How ‘Saffron Terror’ Was Coined: A Rundown of 2008 Malegaon Blasts
A brief timeline of what led to the blasts.
(This story was first published on 5 June, 2018. It has been reposted from The Quint's archives to mark the anniversary of the 2008 Malegaon blasts.)
The 2008 Malegaon blasts ensured that “saffron terror” would be added to the Indian political lexicon. While there was quite a political furore over the naming of former ABVP and RSS functionaries in the chargesheet, it was all but ignored that a serving Army officer, namely, Lieutenant Colonel Shrikant Prasad Purohit, had also been allegedly involved. Two bomb blasts took place, almost simultaneously, in Maharashtra and Gujarat, on 29 September 2008.
In the former state, two low intensity bombs were fitted on a Hero Honda motorcycle and rigged to detonate in Malegaon. The bombs exploded, killing four people and injuring 79 others in Malegaon, a city in Maharashtra’s Nashik district.
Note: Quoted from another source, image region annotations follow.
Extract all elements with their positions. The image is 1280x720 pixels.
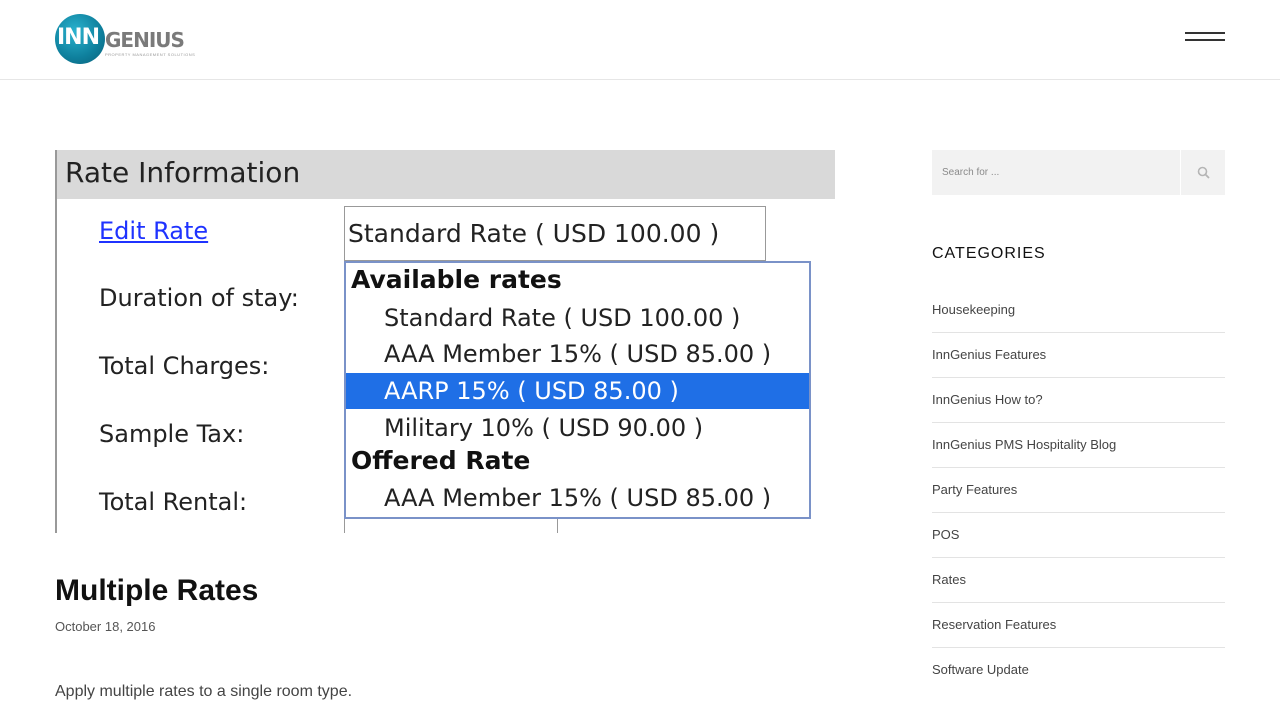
rate-info-title: Rate Information — [65, 156, 301, 189]
logo-tagline: PROPERTY MANAGEMENT SOLUTIONS — [105, 52, 196, 57]
sample-tax-label: Sample Tax: — [99, 420, 245, 448]
categories-list: Housekeeping InnGenius Features InnGeniu… — [932, 288, 1225, 693]
rate-option: Military 10% ( USD 90.00 ) — [384, 414, 704, 442]
category-link[interactable]: Party Features — [932, 468, 1225, 513]
edit-rate-label: Edit Rate — [99, 217, 209, 245]
category-link[interactable]: POS — [932, 513, 1225, 558]
total-charges-label: Total Charges: — [99, 352, 270, 380]
divider — [557, 519, 558, 533]
post-date: October 18, 2016 — [55, 619, 156, 634]
category-link[interactable]: InnGenius How to? — [932, 378, 1225, 423]
offered-rate-group: Offered Rate — [351, 446, 531, 475]
rate-select-value: Standard Rate ( USD 100.00 ) — [348, 219, 720, 248]
post-excerpt: Apply multiple rates to a single room ty… — [55, 683, 353, 700]
hamburger-menu-icon[interactable] — [1185, 30, 1225, 48]
post-title[interactable]: Multiple Rates — [55, 574, 258, 608]
site-logo[interactable]: INN GENIUS PROPERTY MANAGEMENT SOLUTIONS — [55, 14, 195, 66]
category-link[interactable]: Rates — [932, 558, 1225, 603]
category-link[interactable]: InnGenius PMS Hospitality Blog — [932, 423, 1225, 468]
search-button[interactable] — [1180, 150, 1225, 195]
featured-image[interactable]: Rate Information Edit Rate Duration of s… — [55, 150, 835, 533]
category-link[interactable]: Reservation Features — [932, 603, 1225, 648]
divider — [344, 519, 345, 533]
rate-option: Standard Rate ( USD 100.00 ) — [384, 304, 741, 332]
category-link[interactable]: InnGenius Features — [932, 333, 1225, 378]
site-header: INN GENIUS PROPERTY MANAGEMENT SOLUTIONS — [0, 0, 1280, 80]
rate-info-header: Rate Information — [57, 150, 835, 199]
menu-bar-bottom — [1185, 39, 1225, 41]
search-form — [932, 150, 1225, 195]
logo-inn-text: INN — [57, 25, 100, 50]
search-input[interactable] — [932, 150, 1180, 195]
rate-option: AAA Member 15% ( USD 85.00 ) — [384, 484, 772, 512]
rate-select-box: Standard Rate ( USD 100.00 ) — [344, 206, 766, 261]
rate-option-selected: AARP 15% ( USD 85.00 ) — [346, 373, 809, 409]
duration-label: Duration of stay: — [99, 284, 299, 312]
category-link[interactable]: Housekeeping — [932, 288, 1225, 333]
category-link[interactable]: Software Update — [932, 648, 1225, 693]
total-rental-label: Total Rental: — [99, 488, 248, 516]
categories-heading: CATEGORIES — [932, 245, 1046, 262]
menu-bar-top — [1185, 32, 1225, 34]
rate-options-list: Available rates Standard Rate ( USD 100.… — [344, 261, 811, 519]
available-rates-group: Available rates — [351, 265, 562, 294]
logo-genius-text: GENIUS — [105, 28, 185, 52]
rate-option: AAA Member 15% ( USD 85.00 ) — [384, 340, 772, 368]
Another blast was triggered in Modasa, Gujarat, where a 15-year-old boy lost his life. The blasts occurred on the eve of Navratri.
The Maharashtra Anti-Terrorism Squad (ATS) began an investigation into the Malegaon blast, led by then ATS Chief Hemant Karkare, who was later killed in the 26/11 Mumbai terror strike. The ATS got its first breakthrough in the case by tracing the owner of the motorcycle used in the blast. The links from the owner of the motorcycle led to the arrest of three accused on 24 October 2008. The ATS arrested Sadhvi Pragya Singh Thakur, Shiv Narayan Gopal Singh Kalsanghra, and Shyam Bhawarlal Sahu.
The investigation also found links to Hindu extremist groups like the Abhinav Bharat, Rastriya Jagran Manch, Sharda Sarvagya Peeth, and the Hindu Rashtra Sena. All of the accused arrested or named in the chargesheet belonged to either of these organisations. The ATS probe also found links to these groups with respect to the 2006 Malegaon bomb blast, the Ajmer Dargah blast, the Mecca Masjid and the Samjhauta Train blast. This led to the prosecution filing charges under the Maharashtra Control of Organized Crime Act (MCOCA), which necessitates that the court should take cognizance of two former chargesheets against one or more of the accused.
By the time the ATS arrested Lt Col Prasad Shrikant Purohit, a serving Army officer on 4 November, 2008 for his alleged involvement in the blasts, the case had been heavily politicised – the BJP and the Shiv Sena accused the Congress of ‘using’ the ATS for its own political motives.